Epicondylite /épicondylalgie n’est pas une pathologie inflammatoire.

Epicondylite

L’épicondylite touche +/- 5% de la population française.

Le traitement d’une épicondylite au cabinet de la tendinite comprend 3 étapes simultanées.

– Un traitement local de la tendinite du coude -épicondylite- consiste à stimuler la cicatrisation tendineuse ce traitement est associé à des pressions digitales de points périostés, sur et autour de la zone d’insertion osseuse.

– L’étape régionale consiste à adapter le tendon à la traction. Il s’agit d’un renforcement musculaire excentrique. Ce travail excentrique doit être effectué en frein. A ce renforcement sont associés des auto-étirements et des étirements dont le but est de renforcer le formatage tendineux et la proprioception.

– La 3ème étape du traitement d’épicondylite -tendinite du coude- est en effet la correction globale du geste et de la position du membre supérieur par rapport au tronc dont le point de verrou se situe au niveau de la ceinture scapulaire.
Les scapulas -omoplates- sont en effet des os par où passent les forces disponibles au niveau des membres supérieurs.

Lors d’un geste en force, notamment en traction, l’efficacité maximum est obtenue en flessum des genoux, triple courbure rachidienne, verrouillage scapulaire et coudes fléchis.

A l’inverse en position genoux tendus, cyphose rachidienne et coudes tendus, les scapula savonnent entraînant une fatigabilité et une usure tendineuse d’autant plus importante que le geste nécessite une pronation.

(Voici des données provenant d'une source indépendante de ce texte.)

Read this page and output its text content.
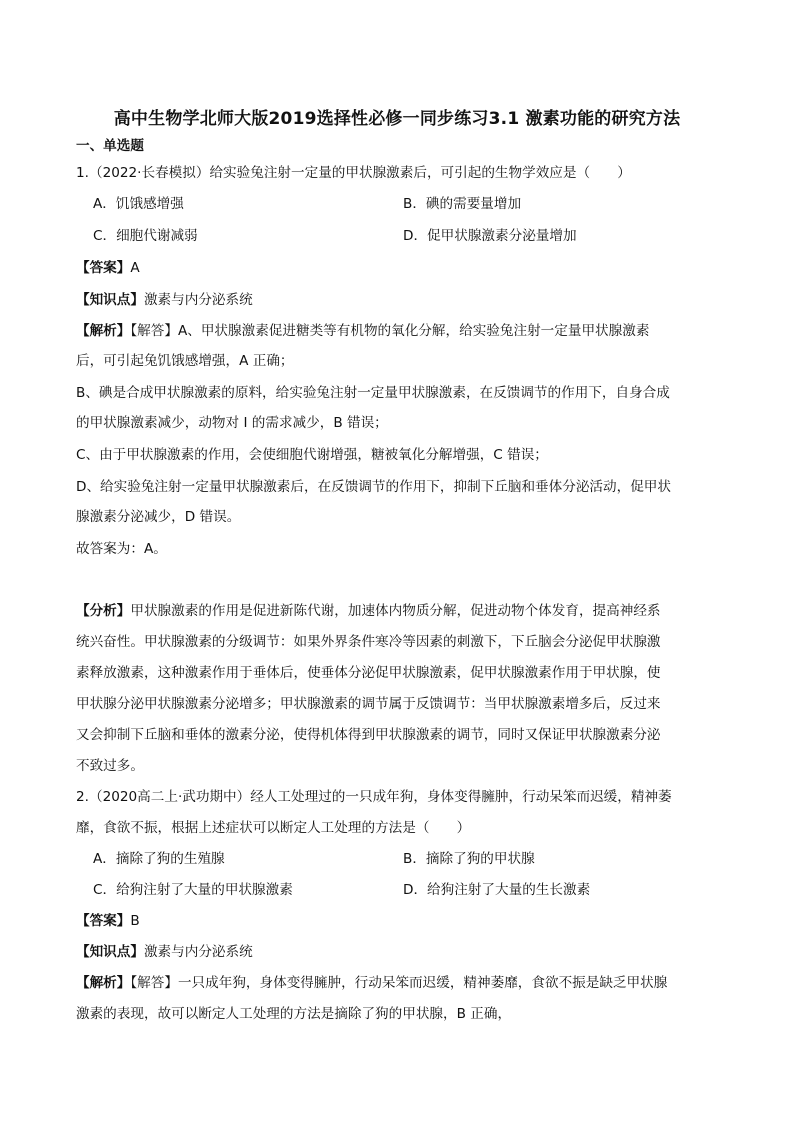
高中生物学北师大版2019选择性必修一同步练习3.1 激素功能的研究方法
一、单选题
1.（2022·长春模拟）给实验兔注射一定量的甲状腺激素后，可引起的生物学效应是（　　）
A．饥饿感增强	B．碘的需要量增加
C．细胞代谢减弱	D．促甲状腺激素分泌量增加
【答案】A
【知识点】激素与内分泌系统
【解析】【解答】A、甲状腺激素促进糖类等有机物的氧化分解，给实验兔注射一定量甲状腺激素
后，可引起兔饥饿感增强，A 正确；
B、碘是合成甲状腺激素的原料，给实验兔注射一定量甲状腺激素，在反馈调节的作用下，自身合成
的甲状腺激素减少，动物对 I 的需求减少，B 错误；
C、由于甲状腺激素的作用，会使细胞代谢增强，糖被氧化分解增强，C 错误；
D、给实验兔注射一定量甲状腺激素后，在反馈调节的作用下，抑制下丘脑和垂体分泌活动，促甲状
腺激素分泌减少，D 错误。
故答案为：A。
【分析】甲状腺激素的作用是促进新陈代谢，加速体内物质分解，促进动物个体发育，提高神经系
统兴奋性。甲状腺激素的分级调节：如果外界条件寒冷等因素的刺激下，下丘脑会分泌促甲状腺激
素释放激素，这种激素作用于垂体后，使垂体分泌促甲状腺激素，促甲状腺激素作用于甲状腺，使
甲状腺分泌甲状腺激素分泌增多；甲状腺激素的调节属于反馈调节：当甲状腺激素增多后，反过来
又会抑制下丘脑和垂体的激素分泌，使得机体得到甲状腺激素的调节，同时又保证甲状腺激素分泌
不致过多。
2.（2020高二上·武功期中）经人工处理过的一只成年狗，身体变得臃肿，行动呆笨而迟缓，精神萎
靡，食欲不振，根据上述症状可以断定人工处理的方法是（　　）
A．摘除了狗的生殖腺	B．摘除了狗的甲状腺
C．给狗注射了大量的甲状腺激素	D．给狗注射了大量的生长激素
【答案】B
【知识点】激素与内分泌系统
【解析】【解答】一只成年狗，身体变得臃肿，行动呆笨而迟缓，精神萎靡，食欲不振是缺乏甲状腺
激素的表现，故可以断定人工处理的方法是摘除了狗的甲状腺，B 正确，
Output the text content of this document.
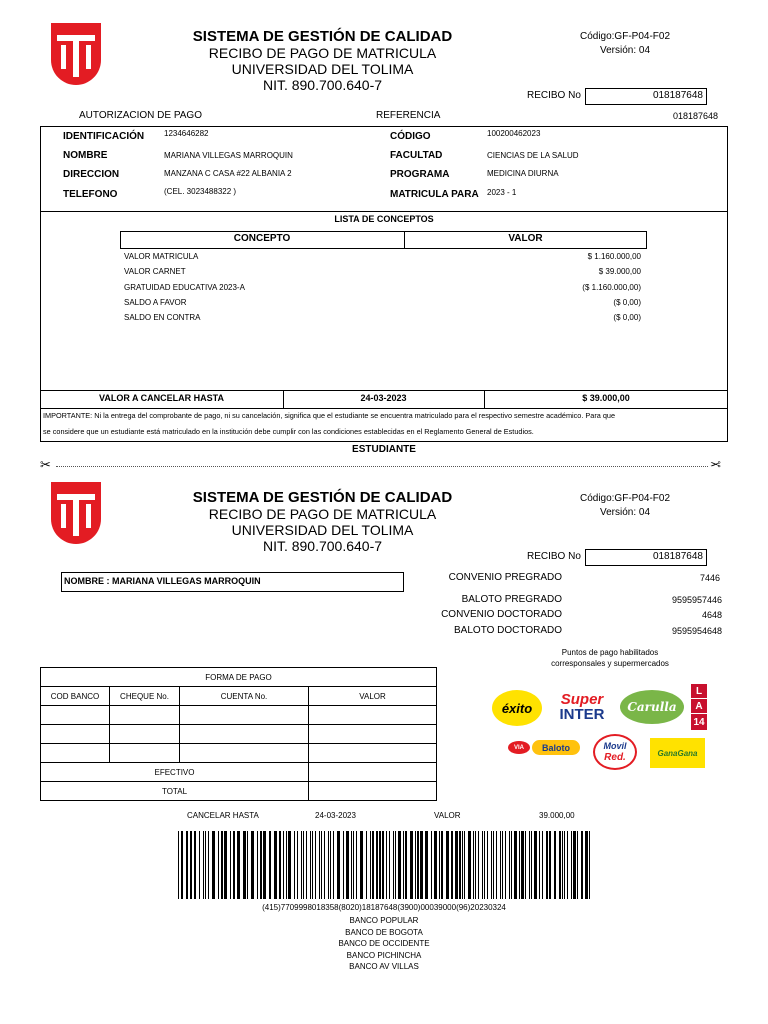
SISTEMA DE GESTIÓN DE CALIDAD
RECIBO DE PAGO DE MATRICULA
UNIVERSIDAD DEL TOLIMA
NIT. 890.700.640-7
Código:GF-P04-F02
Versión: 04
RECIBO No	018187648
AUTORIZACION DE PAGO	REFERENCIA	018187648
IDENTIFICACIÓN 1234646282
NOMBRE	MARIANA VILLEGAS MARROQUIN
DIRECCION	MANZANA C CASA #22 ALBANIA 2
TELEFONO	(CEL. 3023488322 )
CÓDIGO	100200462023
FACULTAD	CIENCIAS DE LA SALUD
PROGRAMA	MEDICINA DIURNA
MATRICULA PARA 2023 - 1
LISTA DE CONCEPTOS
CONCEPTO	VALOR
VALOR MATRICULA	$ 1.160.000,00
VALOR CARNET	$ 39.000,00
GRATUIDAD EDUCATIVA 2023-A	($ 1.160.000,00)
SALDO A FAVOR	($ 0,00)
SALDO EN CONTRA	($ 0,00)
VALOR A CANCELAR HASTA	24-03-2023	$ 39.000,00
IMPORTANTE: Ni la entrega del comprobante de pago, ni su cancelación, significa que el estudiante se encuentra matriculado para el respectivo semestre académico. Para que
se considere que un estudiante está matriculado en la institución debe cumplir con las condiciones establecidas en el Reglamento General de Estudios.
ESTUDIANTE
✂	✂
SISTEMA DE GESTIÓN DE CALIDAD
RECIBO DE PAGO DE MATRICULA
UNIVERSIDAD DEL TOLIMA
NIT. 890.700.640-7
Código:GF-P04-F02
Versión: 04
RECIBO No	018187648
NOMBRE : MARIANA VILLEGAS MARROQUIN	CONVENIO PREGRADO	7446
BALOTO PREGRADO	9595957446
CONVENIO DOCTORADO	4648
BALOTO DOCTORADO	9595954648
Puntos de pago habilitados
corresponsales y supermercados
FORMA DE PAGO			
COD BANCO	CHEQUE No.	CUENTA No.	VALOR

EFECTIVO			
TOTAL			
éxito Super
INTER Carulla
L
A
14
VIA Baloto	Movil
Red.	GanaGana
CANCELAR HASTA	24-03-2023	VALOR	39.000,00
(415)7709998018358(8020)18187648(3900)00039000(96)20230324
BANCO POPULAR
BANCO DE BOGOTA
BANCO DE OCCIDENTE
BANCO PICHINCHA
BANCO AV VILLAS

Le but va donc être de redonner un mode d’emploi correct de la gestuelle pour un usage en force ou en endurance des membres supérieurs en traction.


L’épicondylite

Il s’agit d’une pathologie de surmenage tendineux, d’hyper-utilisation, qui entraine des micro ruptures des structures collagéniques principalement dans le tendon du court extenseur radial du carpe.
La réponse cellulaire va être soit physiologique avec restitution  ad integrum après remodelage progressif du tendon favorisé par l’activité, soit pathologique avec dégénérescence tendineuse et l’entrée dans le cycle de la tendinose.
En fait, la qualité de la réponse dépend de l’apport en oxygène et en nutriments par la microcirculation locale. Cette réponse diminue avec l’âge.

L’entrée dans le cycle de la tendinose se fait de façon insidieuse et silencieuse. Elle précède l’apparition des symptômes -douleur ou rupture tendineuse-.

On sait depuis des études histologiques effectuées sur des fragments tendineux de patients opérés puis par de nombreux autres auteurs, qu’il existe une hyperplasie angiofibroblastique c’est à dire une prolifération fibroblastique et une prolifération vasculaire.
Il y a également une production d’un collagène anormal avec des fibres fragmentées, non orientées dans le sens de la traction, sans liens inter-fasciculaires avec une augmentation du ratio collagène type III / type I.
Ce qu’il y a d’étonnant c’est qu’il n’existe aucune cellule inflammatoire au sein des tendons opérés.
La douleur n’est donc pas une réaction inflammatoire et les termes « épichondylite » et « épitrochleïte » sont impropres.

L’examen clinique est la clé du diagnostic de l’épicondylite.